Eduardo Di Capua poi, che quasi per caso capitò nel negozio dove Russo lavorava, per avere da quest’ ultimo i numeri del lotto, poiché si diceva che  era in grado di predire i numeri vincenti, scrisse la musica che noi tutti oggi conosciamo così bene, e che i più nostalgici, e non solo, talvolta cercano di intonare, tale è la bellezza di questa melodia candida ed innocente. Naturalmente Di Capua non ebbe mai un numero vincente, ma dall’incontro con Russo ottenne invece i testi di meravigliose canzoni, come la altrettanto celebre Maria, Marì!, del 1899, per la quale Di Capua si ispirò liberamente all’aria “Nume custode e vindice” dall’Aida di Giuseppe Verdi, e dello stesso anno anche la meno nota, ‘A serenata d’ ‘è rose, sempre edita, come le altre, dall’editore Bideri.

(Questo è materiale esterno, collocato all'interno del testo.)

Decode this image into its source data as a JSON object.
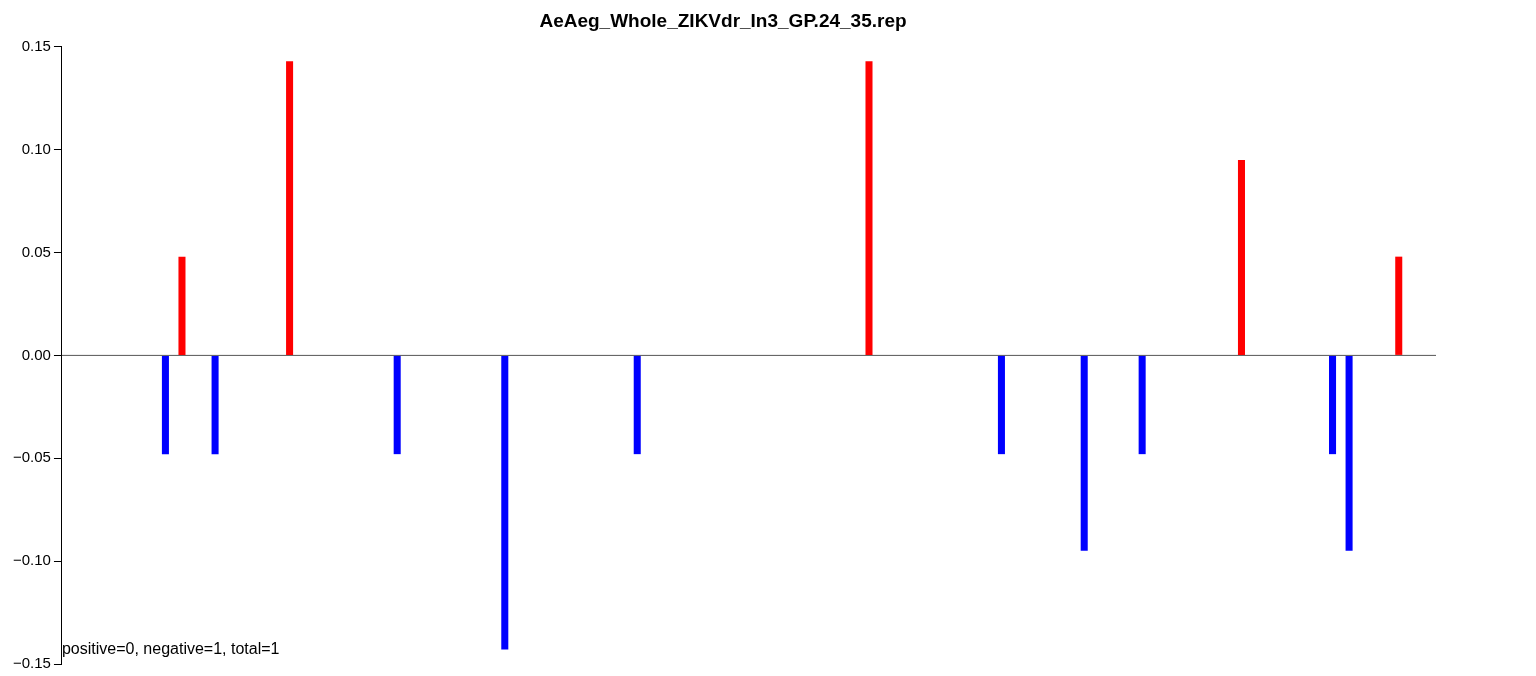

Seguì poi la celebre Torna Maggio!, un vero e proprio inno alla vita, una vita che purtroppo aveva già minato la breve esistenza del povero Russo, che ormai immobilizzato in un letto della vecchia casa paterna di piazza Mercato, si accinse a scrivere gli ultimi versi della malinconica e significativa L ’urdema canzone mia (Tutt’’e fernuto), con la quale purtroppo si congedò prematuramente da questo mondo: Nun me parlate cchiù de sciure e rose / Pe’ me ‘sti rrose songo senz’addore; / Nun me dicite: ‘a gioventù è ‘nu sciore. / Ca chisto sciore mio è muorto già. / Pe’ me tutt’è fernuto! / Addio, staggione belle! / Addio rose e viole!… / I’ ve saluto. Era l’11 giugno 1904, quando Vincenzo Russo si spense, lasciando un grande vuoto nella città partenopea.      

                                                                             Carlo Farina.